Search code examples
.nettask-parallel-libraryparallel.foreachtaskscheduler

How to dynamically limit concurrent execution of tasks created by Parallel.Foreach


I'm creating an application which executes commands against a set of resources. A resource can be a server for example. A task could be "ping" or "defragment database index" for example (these are examples as i cannot reveal the true nature of the application). The application executes this commands concurrently using TPL (Parallel.ForEach).

Now i've come to a point where i have to limit concurrent execution of commands against a resource stored on a common resource. As an example, here's a list of DB indexes which have to be defragmented.

Task# | Server | DB  | Index Name
---------------------------------
T1    | 1      | DB1 | A
T2    | 1      | DB1 | B
T3    | 1      | DB1 | C
T4    | 1      | DB2 | D
T5    | 2      | DB3 | E
T6    | 2      | DB3 | F
T7    | 3      | DB4 | G
T8    | 4      | DB5 | H
T9    | 6      | DB6 | I

To prevent massive parallel disk I/O on the servers, i have to limit the execution of the index defragmentation tasks to one per server. That means that the tasks T7, T8 & T9 can run at the same time. Only ONE of the tasks T1-T4 must run at the same time. Same for the tasks T5 & T6. It should also be possible to limit the concurrent execution to 2 tasks per resource for example. How can i achieve this?

I've had a look at the TaskScheduler class but it seems that a TaskScheduler cannot reject tasks (QueueTask method). Also the a custom Partitioner wouldn't get me there.

The only solution i can think of is to create my own implementation of Parallel.ForEach which can entirely take care of the limitation.

Has anyone a better idea?

As mentioned above, this is an example use case. Therefore, please do not post answers like: Create a SQL Agent job for this.


Solution

  • The example isn't the most appropriate. Trying to defrag multiple indexes concurrently will result in worse performance as the defrag operations will compete for the same CPU and disk resources. The only way for concurrent defragmentation operations to run faster would be for each index to be stored in a different disk (array).

    You might as well write all defrag statements in a single script and run it.

    In the general case where you want to queue some jobs/operations for concurrent execution with limited parallelism, the appropriate library is TPL Dataflow and the ActionBlock class. An ActionBlock allows you to post messages to a block for concurrent execution. By default, only one message is processed at a time. You can simply pass a different DOP parameter when creating the block to process more messages.

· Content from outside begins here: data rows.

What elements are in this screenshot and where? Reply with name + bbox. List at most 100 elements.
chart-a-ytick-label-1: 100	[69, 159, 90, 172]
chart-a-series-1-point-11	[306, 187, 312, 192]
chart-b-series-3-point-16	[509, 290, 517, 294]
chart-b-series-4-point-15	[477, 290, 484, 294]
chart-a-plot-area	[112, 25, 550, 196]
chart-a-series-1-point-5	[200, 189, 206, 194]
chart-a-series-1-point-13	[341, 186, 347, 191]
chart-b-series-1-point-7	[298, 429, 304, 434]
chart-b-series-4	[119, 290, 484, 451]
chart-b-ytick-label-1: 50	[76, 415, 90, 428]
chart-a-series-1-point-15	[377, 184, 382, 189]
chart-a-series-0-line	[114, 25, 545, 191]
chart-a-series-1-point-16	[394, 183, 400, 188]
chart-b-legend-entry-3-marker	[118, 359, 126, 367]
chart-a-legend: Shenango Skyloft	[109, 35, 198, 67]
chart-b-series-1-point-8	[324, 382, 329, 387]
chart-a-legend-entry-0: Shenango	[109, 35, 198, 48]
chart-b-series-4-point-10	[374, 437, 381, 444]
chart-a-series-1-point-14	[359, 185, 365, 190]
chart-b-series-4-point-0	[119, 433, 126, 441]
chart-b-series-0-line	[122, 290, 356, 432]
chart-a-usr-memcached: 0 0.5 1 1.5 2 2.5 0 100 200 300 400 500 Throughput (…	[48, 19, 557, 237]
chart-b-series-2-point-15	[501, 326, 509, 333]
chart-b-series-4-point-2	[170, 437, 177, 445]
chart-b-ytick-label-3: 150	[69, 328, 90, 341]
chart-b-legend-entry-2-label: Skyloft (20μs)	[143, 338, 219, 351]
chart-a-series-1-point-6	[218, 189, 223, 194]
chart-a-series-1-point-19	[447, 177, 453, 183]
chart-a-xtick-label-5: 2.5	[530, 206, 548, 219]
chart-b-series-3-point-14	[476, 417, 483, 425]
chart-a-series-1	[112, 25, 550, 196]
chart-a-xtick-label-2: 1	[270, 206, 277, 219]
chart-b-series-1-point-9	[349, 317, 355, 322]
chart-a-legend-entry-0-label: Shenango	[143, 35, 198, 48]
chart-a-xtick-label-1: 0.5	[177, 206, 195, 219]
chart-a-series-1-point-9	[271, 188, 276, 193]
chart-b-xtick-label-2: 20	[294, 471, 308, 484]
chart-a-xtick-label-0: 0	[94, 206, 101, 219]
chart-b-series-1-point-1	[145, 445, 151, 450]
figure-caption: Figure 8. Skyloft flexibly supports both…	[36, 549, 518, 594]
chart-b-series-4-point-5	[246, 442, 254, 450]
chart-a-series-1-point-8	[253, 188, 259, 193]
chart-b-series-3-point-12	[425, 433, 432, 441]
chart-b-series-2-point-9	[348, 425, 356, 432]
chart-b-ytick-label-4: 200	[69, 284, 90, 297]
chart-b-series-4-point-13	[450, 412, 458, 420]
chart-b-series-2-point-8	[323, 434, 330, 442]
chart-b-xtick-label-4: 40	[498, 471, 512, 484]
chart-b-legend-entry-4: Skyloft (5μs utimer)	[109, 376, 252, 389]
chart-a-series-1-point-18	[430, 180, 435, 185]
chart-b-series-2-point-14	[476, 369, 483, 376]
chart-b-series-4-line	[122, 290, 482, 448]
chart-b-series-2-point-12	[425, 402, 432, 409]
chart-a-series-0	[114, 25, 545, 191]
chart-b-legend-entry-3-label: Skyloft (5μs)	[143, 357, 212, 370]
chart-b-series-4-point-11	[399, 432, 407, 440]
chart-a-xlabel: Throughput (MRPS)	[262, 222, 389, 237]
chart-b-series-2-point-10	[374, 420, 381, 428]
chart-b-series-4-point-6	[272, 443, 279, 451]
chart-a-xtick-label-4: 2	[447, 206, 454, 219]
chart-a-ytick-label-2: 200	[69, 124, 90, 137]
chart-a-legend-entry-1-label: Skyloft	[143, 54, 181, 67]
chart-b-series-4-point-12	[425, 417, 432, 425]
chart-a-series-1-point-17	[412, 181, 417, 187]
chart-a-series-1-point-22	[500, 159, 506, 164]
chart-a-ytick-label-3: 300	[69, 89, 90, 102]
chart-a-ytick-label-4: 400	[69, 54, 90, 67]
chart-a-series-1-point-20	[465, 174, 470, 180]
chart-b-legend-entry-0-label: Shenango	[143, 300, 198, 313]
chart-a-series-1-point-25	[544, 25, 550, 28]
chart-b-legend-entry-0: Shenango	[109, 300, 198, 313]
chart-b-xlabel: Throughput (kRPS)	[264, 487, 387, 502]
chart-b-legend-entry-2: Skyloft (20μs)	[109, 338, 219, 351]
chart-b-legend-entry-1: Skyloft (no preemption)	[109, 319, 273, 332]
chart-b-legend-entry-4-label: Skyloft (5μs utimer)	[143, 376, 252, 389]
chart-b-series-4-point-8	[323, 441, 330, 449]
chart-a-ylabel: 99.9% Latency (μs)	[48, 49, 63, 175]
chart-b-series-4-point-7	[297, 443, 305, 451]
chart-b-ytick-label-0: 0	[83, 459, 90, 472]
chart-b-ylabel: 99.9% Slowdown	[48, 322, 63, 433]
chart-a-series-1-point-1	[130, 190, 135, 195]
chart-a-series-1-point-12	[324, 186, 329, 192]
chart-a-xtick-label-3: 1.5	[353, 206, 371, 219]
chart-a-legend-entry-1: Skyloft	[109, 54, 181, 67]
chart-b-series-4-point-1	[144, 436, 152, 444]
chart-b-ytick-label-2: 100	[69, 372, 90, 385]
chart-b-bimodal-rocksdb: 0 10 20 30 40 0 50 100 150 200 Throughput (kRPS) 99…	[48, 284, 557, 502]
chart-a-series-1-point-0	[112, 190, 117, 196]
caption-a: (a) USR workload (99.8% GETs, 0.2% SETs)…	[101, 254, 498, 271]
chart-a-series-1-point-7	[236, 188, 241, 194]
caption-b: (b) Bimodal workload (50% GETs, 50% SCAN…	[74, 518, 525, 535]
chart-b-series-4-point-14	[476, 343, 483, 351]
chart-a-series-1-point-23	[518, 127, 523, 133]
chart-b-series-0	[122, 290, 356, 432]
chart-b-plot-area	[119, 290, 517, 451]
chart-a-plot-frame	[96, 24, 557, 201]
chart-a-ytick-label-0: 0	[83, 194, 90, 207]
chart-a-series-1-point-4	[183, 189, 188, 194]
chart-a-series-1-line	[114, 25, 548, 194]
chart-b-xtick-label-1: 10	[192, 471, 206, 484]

    var dopOptions=new ExecutionDataflowBlockOptions
                   {
                       MaxDegreeOfParallelism = maxDop
                   }
    var defragBlock=new ActionBlock<string)(indexName=>MyDefragMethod(indexName), dopOptions);
    
    //Post all the indexes. Only maxDop will be processed at a time
    foreach(var indexName in indexesList)
    {
        defragBlock.Post(indexName);
    }
    
    //Notify the block that we are done
    defragBlock.Complete();
    
    //and wait for all remaining indexes to finish
    await defragBlock.Completion;
    

    Parallel methods aren't suitable for job processing scenarios. They are used for data parallelism scenarios. They are meant to process large amounts of data, by partitioning the data and processing it with one task per partition. The number of partitions is roughly the same as the number of cores.

    The Dataflow library allows you to use more advanced scenarios. For example, what if you target multiple servers? In this case you could run defrag operations on each server concurrently. You can do that by creating a different block per server, passing a different connection string, eg

    var block1=new ActionBlock<string)(indexName=>MyDefragMethod(indexName,connStr1), dopOptions);
    var block2 =new ActionBlock<string)(indexName=>MyDefragMethod(indexName,connStr2), dopOptions);
    
    foreach(var indexName in indexesList1)
    {
        block1.Post(indexName);
    }
    foreach(var indexName in indexesList2)
    {
        block2.Post(indexName);
    }
    
    //Notify the block that we are done
    block1.Complete();
    block2.Complete();
    
    //and wait for all remaining indexes to finish
    await Task.WhenAll(block1.Completion,block2.Completion);
    

    You could also store the blocks in a dictionary keyed by server name, so that you can select the correct block inside the loop.